When you’re in your twenties and thirties, the last thing in your mind is saving for retirement. You have plenty of time before you have to worry about retirement, right?
7 reasons to save for retirement before hitting 40
Saving for retirement before you hit your fortieth birthday, however, has a number of advantages that can’t be ignored.
1. Your interest will have longer to compound, substantially increasing your earnings
That means that even small contributions in your twenties and thirties can add up to big savings by the time you reach retirement age.
Compounding interest makes those small contributions into a substantial retirement account by the time you’re ready to retire.
2. Saving earlier means you can retire earlier
You won’t be able to retire until you’ve built up your retirement savings to support you throughout your retirement years.
That includes planning for both your regular expenses–food, housing, gas, and so on–and the potential for medical expenses, home repairs, and other potential major expenses.
You’ll also need your retirement account to be able to take care of your long-term care needs if that day arrives.
The sooner you start putting back that money, the sooner you’ll be able to head into retirement with a solid budget in place that will take care of all your needs.
3. Early savings frees you to make critical life choices later
A mid-life crisis in your forties or fifties is fairly common.
You may also feel the desire to change your work habits long before you reach retirement age.
When you choose to save for retirement early, you build a solid savings account.
This means you won’t spend those years scrambling for a job.
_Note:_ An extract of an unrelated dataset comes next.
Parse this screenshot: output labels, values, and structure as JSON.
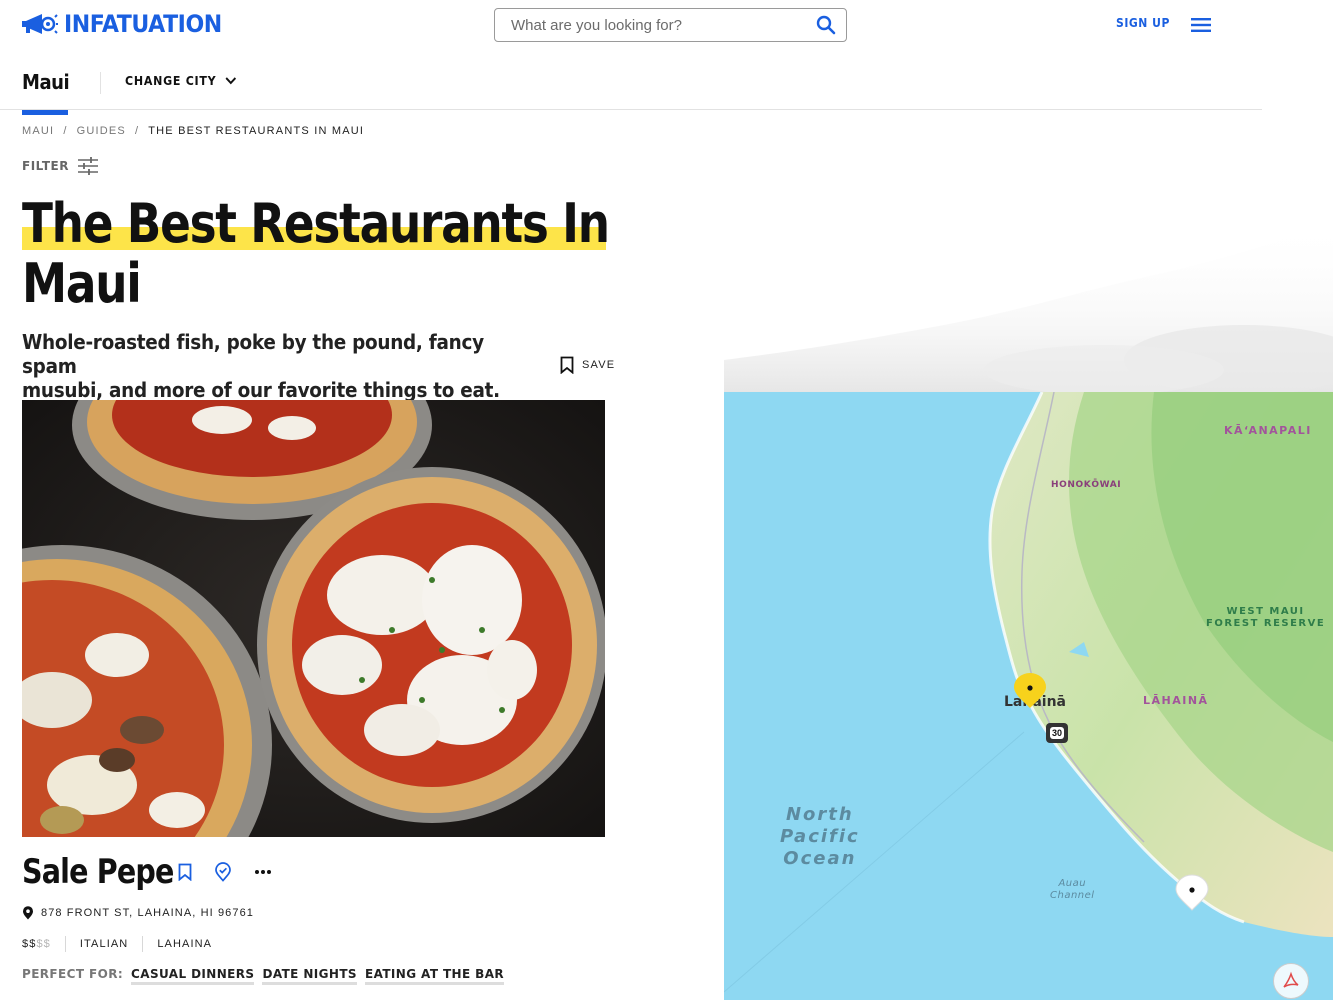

This will allow you to adequately prepare for retirement instead.
That means you’ll have the freedom to make choices that take you off the beaten path, even if they don’t necessarily provide for you financially as well as your former job.
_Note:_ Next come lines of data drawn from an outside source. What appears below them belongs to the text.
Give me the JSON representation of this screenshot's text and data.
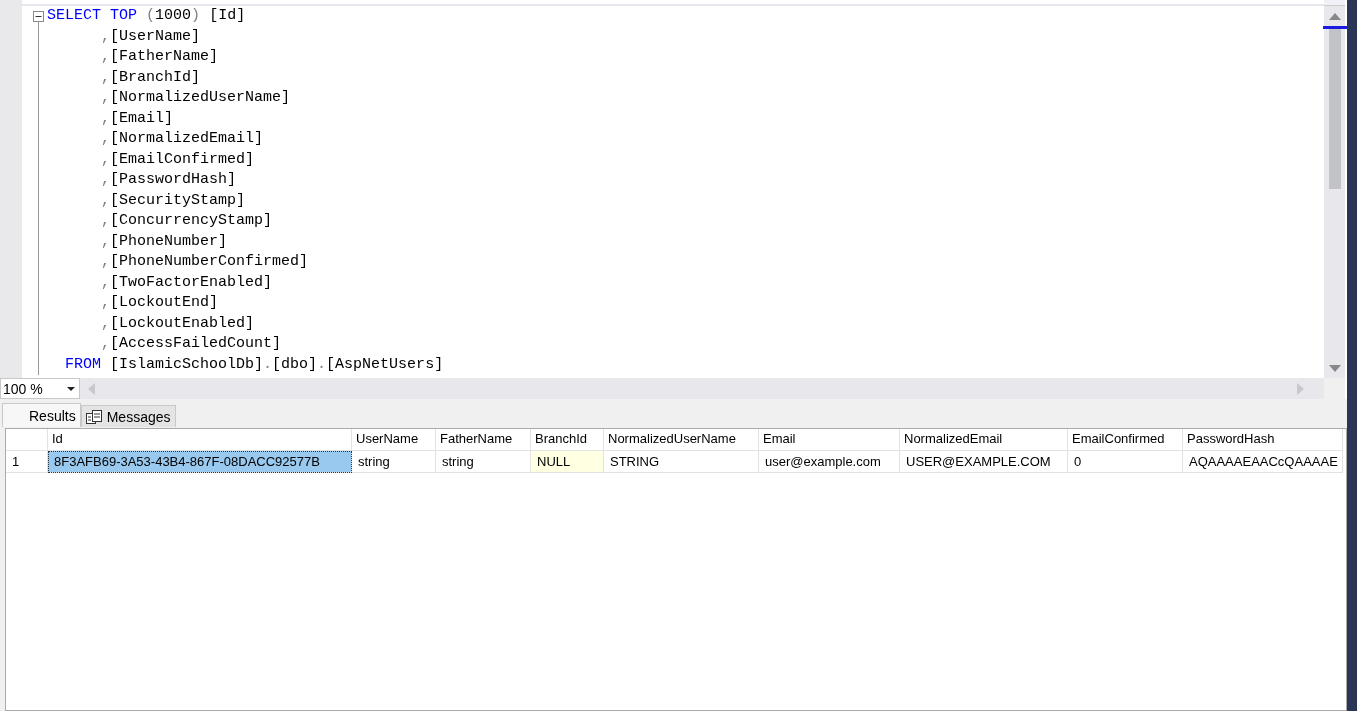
{
  "editor": {
    "lines": [
      {
        "kind": "select",
        "tokens": [
          {
            "t": "SELECT",
            "kind": "keyword"
          },
          {
            "t": "TOP",
            "kind": "keyword"
          },
          {
            "t": "(",
            "kind": "open"
          },
          {
            "t": "1000",
            "kind": "plain"
          },
          {
            "t": ")",
            "kind": "close"
          },
          {
            "t": "[Id]",
            "kind": "plain"
          }
        ]
      },
      {
        "kind": "column",
        "tokens": [
          {
            "t": ",",
            "kind": "sep"
          },
          {
            "t": "[UserName]",
            "kind": "plain"
          }
        ]
      },
      {
        "kind": "column",
        "tokens": [
          {
            "t": ",",
            "kind": "sep"
          },
          {
            "t": "[FatherName]",
            "kind": "plain"
          }
        ]
      },
      {
        "kind": "column",
        "tokens": [
          {
            "t": ",",
            "kind": "sep"
          },
          {
            "t": "[BranchId]",
            "kind": "plain"
          }
        ]
      },
      {
        "kind": "column",
        "tokens": [
          {
            "t": ",",
            "kind": "sep"
          },
          {
            "t": "[NormalizedUserName]",
            "kind": "plain"
          }
        ]
      },
      {
        "kind": "column",
        "tokens": [
          {
            "t": ",",
            "kind": "sep"
          },
          {
            "t": "[Email]",
            "kind": "plain"
          }
        ]
      },
      {
        "kind": "column",
        "tokens": [
          {
            "t": ",",
            "kind": "sep"
          },
          {
            "t": "[NormalizedEmail]",
            "kind": "plain"
          }
        ]
      },
      {
        "kind": "column",
        "tokens": [
          {
            "t": ",",
            "kind": "sep"
          },
          {
            "t": "[EmailConfirmed]",
            "kind": "plain"
          }
        ]
      },
      {
        "kind": "column",
        "tokens": [
          {
            "t": ",",
            "kind": "sep"
          },
          {
            "t": "[PasswordHash]",
            "kind": "plain"
          }
        ]
      },
      {
        "kind": "column",
        "tokens": [
          {
            "t": ",",
            "kind": "sep"
          },
          {
            "t": "[SecurityStamp]",
            "kind": "plain"
          }
        ]
      },
      {
        "kind": "column",
        "tokens": [
          {
            "t": ",",
            "kind": "sep"
          },
          {
            "t": "[ConcurrencyStamp]",
            "kind": "plain"
          }
        ]
      },
      {
        "kind": "column",
        "tokens": [
          {
            "t": ",",
            "kind": "sep"
          },
          {
            "t": "[PhoneNumber]",
            "kind": "plain"
          }
        ]
      },
      {
        "kind": "column",
        "tokens": [
          {
            "t": ",",
            "kind": "sep"
          },
          {
            "t": "[PhoneNumberConfirmed]",
            "kind": "plain"
          }
        ]
      },
      {
        "kind": "column",
        "tokens": [
          {
            "t": ",",
            "kind": "sep"
          },
          {
            "t": "[TwoFactorEnabled]",
            "kind": "plain"
          }
        ]
      },
      {
        "kind": "column",
        "tokens": [
          {
            "t": ",",
            "kind": "sep"
          },
          {
            "t": "[LockoutEnd]",
            "kind": "plain"
          }
        ]
      },
      {
        "kind": "column",
        "tokens": [
          {
            "t": ",",
            "kind": "sep"
          },
          {
            "t": "[LockoutEnabled]",
            "kind": "plain"
          }
        ]
      },
      {
        "kind": "column",
        "tokens": [
          {
            "t": ",",
            "kind": "sep"
          },
          {
            "t": "[AccessFailedCount]",
            "kind": "plain"
          }
        ]
      },
      {
        "kind": "from",
        "tokens": [
          {
            "t": "FROM",
            "kind": "keyword"
          },
          {
            "t": "[IslamicSchoolDb]",
            "kind": "plain"
          },
          {
            "t": ".",
            "kind": "sep"
          },
          {
            "t": "[dbo]",
            "kind": "plain"
          },
          {
            "t": ".",
            "kind": "sep"
          },
          {
            "t": "[AspNetUsers]",
            "kind": "plain"
          }
        ]
      }
    ]
  },
  "zoom": {
    "value": "100 %"
  },
  "tabs": [
    {
      "label": "Results",
      "selected": true,
      "kind": "grid"
    },
    {
      "label": "Messages",
      "selected": false,
      "kind": "messages"
    }
  ],
  "grid": {
    "columns": [
      "Id",
      "UserName",
      "FatherName",
      "BranchId",
      "NormalizedUserName",
      "Email",
      "NormalizedEmail",
      "EmailConfirmed",
      "PasswordHash"
    ],
    "rows": [
      {
        "number": "1",
        "cells": [
          {
            "text": "8F3AFB69-3A53-43B4-867F-08DACC92577B",
            "kind": "value",
            "selected": true
          },
          {
            "text": "string",
            "kind": "value",
            "selected": false
          },
          {
            "text": "string",
            "kind": "value",
            "selected": false
          },
          {
            "text": "NULL",
            "kind": "null",
            "selected": false
          },
          {
            "text": "STRING",
            "kind": "value",
            "selected": false
          },
          {
            "text": "user@example.com",
            "kind": "value",
            "selected": false
          },
          {
            "text": "USER@EXAMPLE.COM",
            "kind": "value",
            "selected": false
          },
          {
            "text": "0",
            "kind": "value",
            "selected": false
          },
          {
            "text": "AQAAAAEAACcQAAAAE",
            "kind": "value",
            "selected": false
          }
        ]
      }
    ]
  }
}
4. Saving a little in your twenties and thirties can decrease the amount you have to save later
Compound interest comes into play once again here.
By putting aside a little money every year now, you can prevent yourself from needing to scramble to put together your retirement account later in life.
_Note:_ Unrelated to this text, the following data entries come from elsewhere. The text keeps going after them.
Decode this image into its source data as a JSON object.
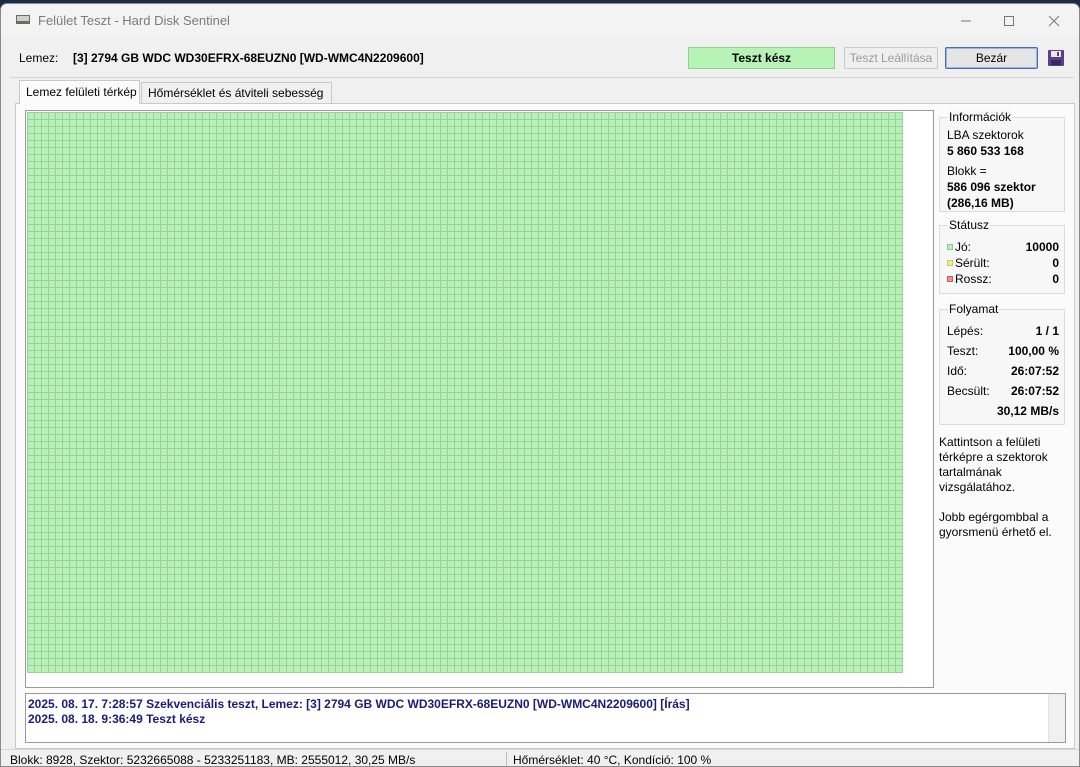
{
  "window": {
    "title": "Felület Teszt - Hard Disk Sentinel"
  },
  "toolbar": {
    "disk_label": "Lemez:",
    "disk_value": "[3] 2794 GB  WDC WD30EFRX-68EUZN0 [WD-WMC4N2209600]",
    "status": "Teszt kész",
    "stop_button": "Teszt Leállítása",
    "close_button": "Bezár"
  },
  "tabs": [
    {
      "label": "Lemez felületi térkép",
      "active": true
    },
    {
      "label": "Hőmérséklet és átviteli sebesség",
      "active": false
    }
  ],
  "info": {
    "title": "Információk",
    "lba_label": "LBA szektorok",
    "lba_value": "5 860 533 168",
    "block_label": "Blokk =",
    "block_sectors": "586 096 szektor",
    "block_size": "(286,16 MB)"
  },
  "status": {
    "title": "Státusz",
    "good_label": "Jó:",
    "good_value": "10000",
    "damaged_label": "Sérült:",
    "damaged_value": "0",
    "bad_label": "Rossz:",
    "bad_value": "0",
    "colors": {
      "good": "#b8f1b7",
      "damaged": "#f0f090",
      "bad": "#f09090"
    }
  },
  "progress": {
    "title": "Folyamat",
    "step_label": "Lépés:",
    "step_value": "1 / 1",
    "test_label": "Teszt:",
    "test_value": "100,00 %",
    "time_label": "Idő:",
    "time_value": "26:07:52",
    "estimate_label": "Becsült:",
    "estimate_value": "26:07:52",
    "speed": "30,12 MB/s"
  },
  "help": {
    "line1a": "Kattintson a felületi",
    "line1b": "térképre a szektorok",
    "line1c": "tartalmának",
    "line1d": "vizsgálatához.",
    "line2a": "Jobb egérgombbal a",
    "line2b": "gyorsmenü érhető el."
  },
  "log": [
    "2025. 08. 17.  7:28:57  Szekvenciális teszt, Lemez: [3] 2794 GB  WDC WD30EFRX-68EUZN0 [WD-WMC4N2209600] [Írás]",
    "2025. 08. 18.  9:36:49  Teszt kész"
  ],
  "statusbar": {
    "left": "Blokk: 8928, Szektor: 5232665088 - 5233251183, MB: 2555012, 30,25 MB/s",
    "right": "Hőmérséklet: 40  °C,  Kondíció: 100 %"
  }
}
Since it has longer to gain interest, you’ll need to put aside less to gain the same return.
5. Early retirement savings allows you to maximize what your company is offering you
Many companies offer substantial incentives to encourage their employees to contribute to their retirement plans, in some cases even matching your contributions up to a certain percentage.
When you choose not to set aside money for retirement in your twenties and thirties, you’re missing out on years of contributions that your company could be making to your retirement plan–and as a result, you’re missing out on free money that could help see you through your retirement years.
6. Sudden health problems won’t be as devastating
As you get older, you become substantially more prone to a variety of potential health problems, many of which can make it impossible for you to continue working in your current job.
Fortunately, early retirement planning makes it easier for you to cope with those health issues, whether it means taking the early retirement you’re now prepared for or making a move to a less-taxing career.
7. Strong financial planning bleeds over in other areas of your life
From looking for auto insurance quotes to seeking out coupons that will improve your overall budget, there are plenty of financial planning opportunities that will allow you to live the lifestyle you want both now and throughout your retirement years.
By investing in your retirement as early as possible, you’ll find it easier to develop good financial habits that will stick with you through a lifetime.
The earlier you start saving for retirement, the better off you will be when the day comes that you’re ready to start enjoying your golden years and stop clocking in every day.
A strong retirement savings account will allow you to live the lifestyle you want throughout your retirement years.
Don’t put it off; instead, start planning for retirement today.